We investigated the effectiveness of a loop-mediated isothermal amplification (LAMP) assay to screen meat samples to detect enterohemorrhagic Escherichia coli serovar O157 and O26. Ninety beef rumen samples were cultured in mEC broth at 37°C and noboviocin-containing mEC broth (N-mEC) at 42°C, and then assayed by LAMP reactions. Twenty-eight mEC culture samples were positive by LAMP assay but no samples were positive for EHEC O157 or O26 by the immuno-magnetic separation (IMS) method. Among N-mEC culture samples, 17 samples were positive by LAMP assay and EHEC O157 was isolated from one sample by IMS method, but no sample was positive for EHEC O26 by IMS method. The rate of concordance for negative results between LAMP assay and IMS method (true negative fraction) was 0.8202 for EHEC O157 and 0.8111 for EHEC O26 by N-mEC culturing.

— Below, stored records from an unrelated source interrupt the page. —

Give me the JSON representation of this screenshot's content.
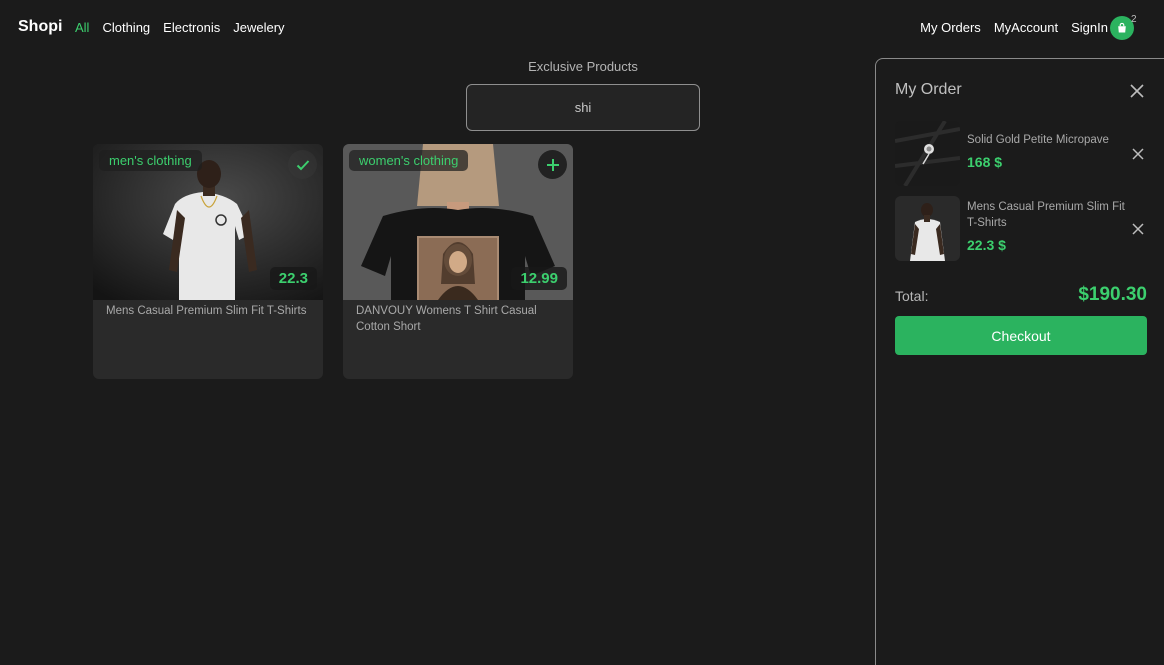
{
  "brand": "Shopi",
  "nav": {
    "left": [
      {
        "label": "All",
        "active": true
      },
      {
        "label": "Clothing",
        "active": false
      },
      {
        "label": "Electronis",
        "active": false
      },
      {
        "label": "Jewelery",
        "active": false
      }
    ],
    "right": [
      {
        "label": "My Orders"
      },
      {
        "label": "MyAccount"
      },
      {
        "label": "SignIn"
      }
    ],
    "cart_count": "2"
  },
  "main": {
    "title": "Exclusive Products",
    "search": {
      "value": "shi",
      "placeholder": ""
    }
  },
  "products": [
    {
      "category": "men's clothing",
      "price": "22.3",
      "title": "Mens Casual Premium Slim Fit T-Shirts",
      "action_icon": "check-icon"
    },
    {
      "category": "women's clothing",
      "price": "12.99",
      "title": "DANVOUY Womens T Shirt Casual Cotton Short",
      "action_icon": "plus-icon"
    }
  ],
  "order_panel": {
    "title": "My Order",
    "items": [
      {
        "name": "Solid Gold Petite Micropave",
        "price": "168 $"
      },
      {
        "name": "Mens Casual Premium Slim Fit T-Shirts",
        "price": "22.3 $"
      }
    ],
    "total_label": "Total:",
    "total_value": "$190.30",
    "checkout_label": "Checkout"
  },
  "colors": {
    "accent": "#3ccf6e",
    "button": "#2bb35f",
    "background": "#1b1b1b",
    "card": "#2a2a2a"
  }
}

By mEC culturing, true negative fraction was 0.6889 for both EHEC O157 and O26. The effectiveness of LAMP assay for screening was also confirmed using retailed meat samples. Four out of 100 retailed meat samples had positive LAMP reactions, and no EHEC O157 or O26 was isolated from the positive samples. For retailed meat samples, true negative fraction was 0.98 for EHEC O157 or O26. These results suggested that LAMP assay was effective for screening meat samples for EHEC O157 and O26.